The near collision last week between a US warship and a Chinese destroyer in the Spratlys was more than two naval powers playing cat and mouse on the high sea. The incident came hot on the heels of Trump and Pence accusing China of meddling in US midterm elections, America slapping sanctions on China’s defence procurement unit and its head for buying S-400 air defense system from Russia, wild allegations that China interned more than one million Uighur Muslims in Xinjiang, and the intensifying Sino-American trade war.
Such vitriol coming thick and fast from Washington perturbs and angers Beijing, even though China was the preferred scapegoat and whipping boy in past American hustings. What is different this time round is the total and full-frontal assault on the People’s Republic since the National Security Strategy report in December last year named Beijing, along with Moscow, as the foremost threats and adversaries to Washington. Already, the venom and viciousness spouted by Washington against China in recent weeks have far surpassed that directed at Russia.

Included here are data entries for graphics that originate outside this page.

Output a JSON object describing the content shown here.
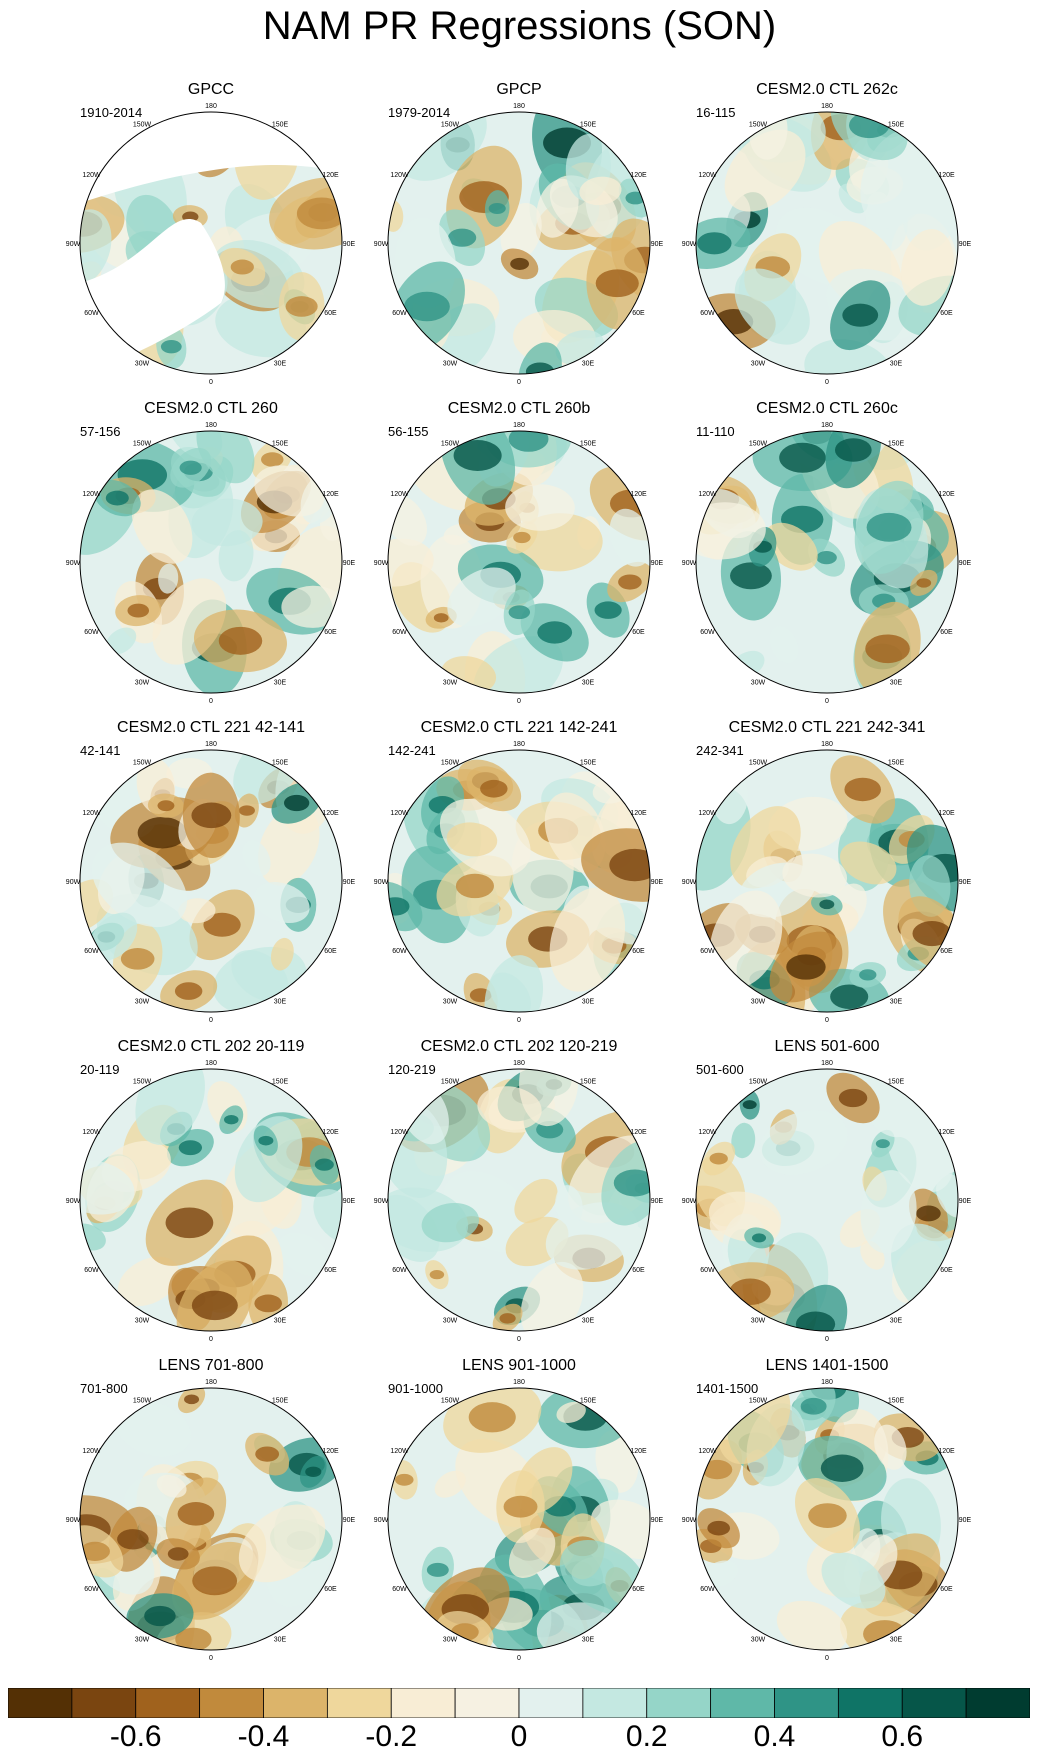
{
  "title": "NAM PR Regressions (SON)",
  "lon_labels": [
    "180",
    "150E",
    "120E",
    "90E",
    "60E",
    "30E",
    "0",
    "30W",
    "60W",
    "90W",
    "120W",
    "150W"
  ],
  "chart_data": {
    "type": "heatmap",
    "projection": "north polar stereographic",
    "variable": "Precipitation regression onto NAM",
    "season": "SON",
    "panels": [
      {
        "title": "GPCC",
        "period": "1910-2014",
        "masked_ocean": true
      },
      {
        "title": "GPCP",
        "period": "1979-2014"
      },
      {
        "title": "CESM2.0 CTL 262c",
        "period": "16-115"
      },
      {
        "title": "CESM2.0 CTL 260",
        "period": "57-156"
      },
      {
        "title": "CESM2.0 CTL 260b",
        "period": "56-155"
      },
      {
        "title": "CESM2.0 CTL 260c",
        "period": "11-110"
      },
      {
        "title": "CESM2.0 CTL 221 42-141",
        "period": "42-141"
      },
      {
        "title": "CESM2.0 CTL 221 142-241",
        "period": "142-241"
      },
      {
        "title": "CESM2.0 CTL 221 242-341",
        "period": "242-341"
      },
      {
        "title": "CESM2.0 CTL 202 20-119",
        "period": "20-119"
      },
      {
        "title": "CESM2.0 CTL 202 120-219",
        "period": "120-219"
      },
      {
        "title": "LENS 501-600",
        "period": "501-600"
      },
      {
        "title": "LENS 701-800",
        "period": "701-800"
      },
      {
        "title": "LENS 901-1000",
        "period": "901-1000"
      },
      {
        "title": "LENS 1401-1500",
        "period": "1401-1500"
      }
    ],
    "colorbar": {
      "levels": [
        -0.7,
        -0.6,
        -0.5,
        -0.4,
        -0.3,
        -0.2,
        -0.1,
        0,
        0.1,
        0.2,
        0.3,
        0.4,
        0.5,
        0.6,
        0.7
      ],
      "colors": [
        "#543005",
        "#7a4510",
        "#a0621d",
        "#c18a3c",
        "#dcb46a",
        "#efd79c",
        "#f8edd5",
        "#f6f1e2",
        "#e3f1ee",
        "#c4e8e1",
        "#95d5c8",
        "#5fb8a8",
        "#2f9486",
        "#0f7466",
        "#065649",
        "#003c30"
      ],
      "tick_labels": [
        "-0.6",
        "-0.4",
        "-0.2",
        "0",
        "0.2",
        "0.4",
        "0.6"
      ],
      "tick_values": [
        -0.6,
        -0.4,
        -0.2,
        0,
        0.2,
        0.4,
        0.6
      ]
    }
  }
}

America’s Unipolar Moment was well and truly over when Russia regained Crimea after the US-orchestrated coup against the democratically-elected Ukrainian President Viktor Yanukovych in 2014. Cold War 2.0 began in earnest when Moscow sent troops to Syria in September 2015 at the request of President Assad to help Damascus fight against ISIS terrorists sponsored, trained and armed by the US. The new Cold War expanded to include China late last year after the National Security Strategy report.
It’s against such backdrop and in such geopolitical context that the recent incident in the Spratlys should be viewed. China’s patience and tolerance with almost monthly freedom of navigation patrols or FONP by the American Navy has been tested to the limit.